El trallazo es también un desplante taurino, el dejarme solo de los futbolistas. Es una reacción visceral contra lo adverso, la protesta más elemental y genuina contra el curso de los acontecimientos: un niño, cuando chuta, vislumbra la posibilidad de convertirse por sí mismo en el rey del mundo. Con el disparo a trallón da un machetazo en la selva y arroja claridad donde sólo había tinieblas. Hubo un tiempo en que la secta cruyffista condenó el trallazo como una modalidad de violencia fascista que nada tenía que ver con esa supuesta naturaleza adánica del fútbol, que ellos preconizaban trasunto de la Arcadia feliz de la que el hombre fue robado tras el pecado original. Pero el Universo no es una comuna hippie sino un lugar hostil, hermoso y siniestro en el que el hombre debe abrir todas las puertas, o perecer. El chutazo, el obús, es romper de un tajo el insoportable nudo gordiano, como hizo Alejandro Magno, o salir del laberinto por arriba volándole al Minotauro la tapa de los sesos.
Chutar desde fuera del área es un acto propio de hombres libres
Pensaba el otro día que en el fútbol moderno, con la vejez de Cristiano y de Messi, el free-kick o golpeo de falta se está perdiendo como se perdieron los porteros con gorra y jersey de cuello alto o la costumbre que tenían de blocar. El guardiolismo convenció al mundo de poder ganar los partidos alcanzando, mediante paredes y combinaciones infinitas, la raya de gol hasta dar el pase a la red. Pero esa es una concepción profundamente equivocada de las cosas. Valverde, como el futbolista antiguo que es, lleva dentro la raíz del juego. Es un cirujano de hierro y no el portavoz de una meliflua mayoría parlamentaria como todo lo que sale de La Masía. Es un todocampista británico que chuta como Le Tissier y que tiene los pulmones amazónicos del Negro Varela, además del pie de Schiaffino, que puso Maracaná boca abajo antes de que las leyes de la socialdemocracia proscribieran el trallazo de los libros escolares.

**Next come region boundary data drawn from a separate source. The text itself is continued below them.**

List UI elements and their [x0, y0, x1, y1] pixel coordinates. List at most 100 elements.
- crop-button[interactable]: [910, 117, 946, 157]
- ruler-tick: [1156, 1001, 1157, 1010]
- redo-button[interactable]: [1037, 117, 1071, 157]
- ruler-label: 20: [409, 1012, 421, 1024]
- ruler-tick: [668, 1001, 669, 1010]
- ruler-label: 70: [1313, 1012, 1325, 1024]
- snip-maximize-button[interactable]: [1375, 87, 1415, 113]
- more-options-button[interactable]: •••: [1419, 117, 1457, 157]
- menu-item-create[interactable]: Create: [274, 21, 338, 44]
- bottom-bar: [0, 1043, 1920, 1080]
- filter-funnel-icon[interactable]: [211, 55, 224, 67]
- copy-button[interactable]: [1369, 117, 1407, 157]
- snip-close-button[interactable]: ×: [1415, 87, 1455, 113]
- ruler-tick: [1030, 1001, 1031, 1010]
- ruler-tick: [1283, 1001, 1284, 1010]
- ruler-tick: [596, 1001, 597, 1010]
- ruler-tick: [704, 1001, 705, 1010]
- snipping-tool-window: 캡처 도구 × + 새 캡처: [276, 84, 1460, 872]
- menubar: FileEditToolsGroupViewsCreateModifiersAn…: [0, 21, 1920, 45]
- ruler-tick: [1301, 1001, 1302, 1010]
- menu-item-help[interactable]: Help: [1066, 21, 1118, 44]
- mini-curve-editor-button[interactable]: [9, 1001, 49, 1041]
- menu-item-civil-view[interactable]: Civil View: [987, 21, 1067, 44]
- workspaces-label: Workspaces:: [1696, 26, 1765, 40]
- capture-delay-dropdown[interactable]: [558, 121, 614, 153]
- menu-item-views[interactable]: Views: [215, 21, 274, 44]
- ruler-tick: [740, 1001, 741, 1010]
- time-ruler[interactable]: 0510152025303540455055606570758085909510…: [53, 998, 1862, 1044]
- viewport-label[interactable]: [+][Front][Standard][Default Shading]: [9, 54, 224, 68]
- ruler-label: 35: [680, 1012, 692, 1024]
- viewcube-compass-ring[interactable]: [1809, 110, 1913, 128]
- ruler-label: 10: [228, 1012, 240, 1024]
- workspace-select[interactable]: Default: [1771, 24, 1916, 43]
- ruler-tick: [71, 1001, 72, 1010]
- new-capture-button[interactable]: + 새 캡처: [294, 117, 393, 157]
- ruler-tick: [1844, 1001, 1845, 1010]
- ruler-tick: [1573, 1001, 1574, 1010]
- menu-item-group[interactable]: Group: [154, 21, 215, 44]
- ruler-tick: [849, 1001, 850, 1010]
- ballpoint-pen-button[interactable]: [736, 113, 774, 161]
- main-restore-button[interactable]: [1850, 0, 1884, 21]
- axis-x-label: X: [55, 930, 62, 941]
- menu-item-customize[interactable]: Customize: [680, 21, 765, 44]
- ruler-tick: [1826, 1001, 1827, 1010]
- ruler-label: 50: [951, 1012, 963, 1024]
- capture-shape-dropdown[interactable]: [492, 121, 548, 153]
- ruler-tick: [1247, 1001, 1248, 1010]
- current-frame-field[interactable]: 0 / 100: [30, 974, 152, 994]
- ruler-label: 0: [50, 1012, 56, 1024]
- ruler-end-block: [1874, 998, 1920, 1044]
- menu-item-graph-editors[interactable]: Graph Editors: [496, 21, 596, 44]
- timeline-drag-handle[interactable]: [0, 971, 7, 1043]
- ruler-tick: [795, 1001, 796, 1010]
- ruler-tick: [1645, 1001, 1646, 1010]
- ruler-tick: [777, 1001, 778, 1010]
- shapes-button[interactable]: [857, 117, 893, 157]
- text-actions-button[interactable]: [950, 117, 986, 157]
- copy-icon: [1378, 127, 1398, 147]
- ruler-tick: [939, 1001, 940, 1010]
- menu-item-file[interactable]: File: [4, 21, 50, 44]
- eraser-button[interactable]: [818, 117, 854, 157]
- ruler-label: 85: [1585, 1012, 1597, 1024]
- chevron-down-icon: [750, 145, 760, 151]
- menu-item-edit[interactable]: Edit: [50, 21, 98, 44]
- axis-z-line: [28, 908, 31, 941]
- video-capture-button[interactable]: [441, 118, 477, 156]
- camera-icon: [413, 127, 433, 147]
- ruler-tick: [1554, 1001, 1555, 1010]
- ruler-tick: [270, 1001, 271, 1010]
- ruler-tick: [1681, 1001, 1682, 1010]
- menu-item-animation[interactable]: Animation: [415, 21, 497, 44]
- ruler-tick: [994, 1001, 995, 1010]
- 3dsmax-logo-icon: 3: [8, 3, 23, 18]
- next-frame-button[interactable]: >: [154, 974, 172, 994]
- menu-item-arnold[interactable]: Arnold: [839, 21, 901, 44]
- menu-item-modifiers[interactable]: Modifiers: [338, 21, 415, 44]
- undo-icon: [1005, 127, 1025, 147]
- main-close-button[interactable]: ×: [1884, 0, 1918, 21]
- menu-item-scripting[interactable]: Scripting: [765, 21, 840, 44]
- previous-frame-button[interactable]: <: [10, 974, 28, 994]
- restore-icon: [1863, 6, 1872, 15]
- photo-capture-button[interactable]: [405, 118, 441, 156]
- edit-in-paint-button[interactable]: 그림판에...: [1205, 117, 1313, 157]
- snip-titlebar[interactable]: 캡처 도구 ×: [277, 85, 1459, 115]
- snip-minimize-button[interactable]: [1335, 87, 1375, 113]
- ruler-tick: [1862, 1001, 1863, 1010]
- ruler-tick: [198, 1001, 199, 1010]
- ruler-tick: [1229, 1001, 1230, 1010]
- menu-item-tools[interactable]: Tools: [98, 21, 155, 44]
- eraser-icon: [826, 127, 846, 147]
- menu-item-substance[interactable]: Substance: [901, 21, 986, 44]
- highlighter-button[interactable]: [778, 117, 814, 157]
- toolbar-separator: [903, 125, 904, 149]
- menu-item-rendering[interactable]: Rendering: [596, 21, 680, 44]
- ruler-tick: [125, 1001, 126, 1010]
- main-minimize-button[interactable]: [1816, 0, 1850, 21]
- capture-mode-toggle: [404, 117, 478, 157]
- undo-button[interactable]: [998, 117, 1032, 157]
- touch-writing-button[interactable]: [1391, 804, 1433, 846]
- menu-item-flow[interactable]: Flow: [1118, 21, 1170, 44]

El trallón tiene algo misterioso que fascina, se queda uno mirando embobado cómo vuela el balón describiendo en el aire una trayectoria enigmática y divina, como la de las flechas que lanzaba Guillermo Tell con su arco buscando eternamente la manzana. No es, efectivamente, muy democrático el trallazo, pues es la solución antiburocrática, del hombre que empuña una escopeta en el porche de su casa, mira de frente la oscuridad y se sacude el miedo con un gesto instintivo. El trallazo es un trueno de Júpiter que acalla todas las conversaciones. Con él, el jugador que chuta pone su fuerza y su técnica en manos del destino; no pretende, como el pontífice del pase horizontal, esculpir a su antojo la naturaleza sino que comprende la estupidez de semejante afán totalitario y abraza lo incontrolable de las fuerzas que mueven el mundo y las cosas. Y confía ciegamente en que le sonría su buena estrella, fe por antonomasia del aventurero y del hombre de acción.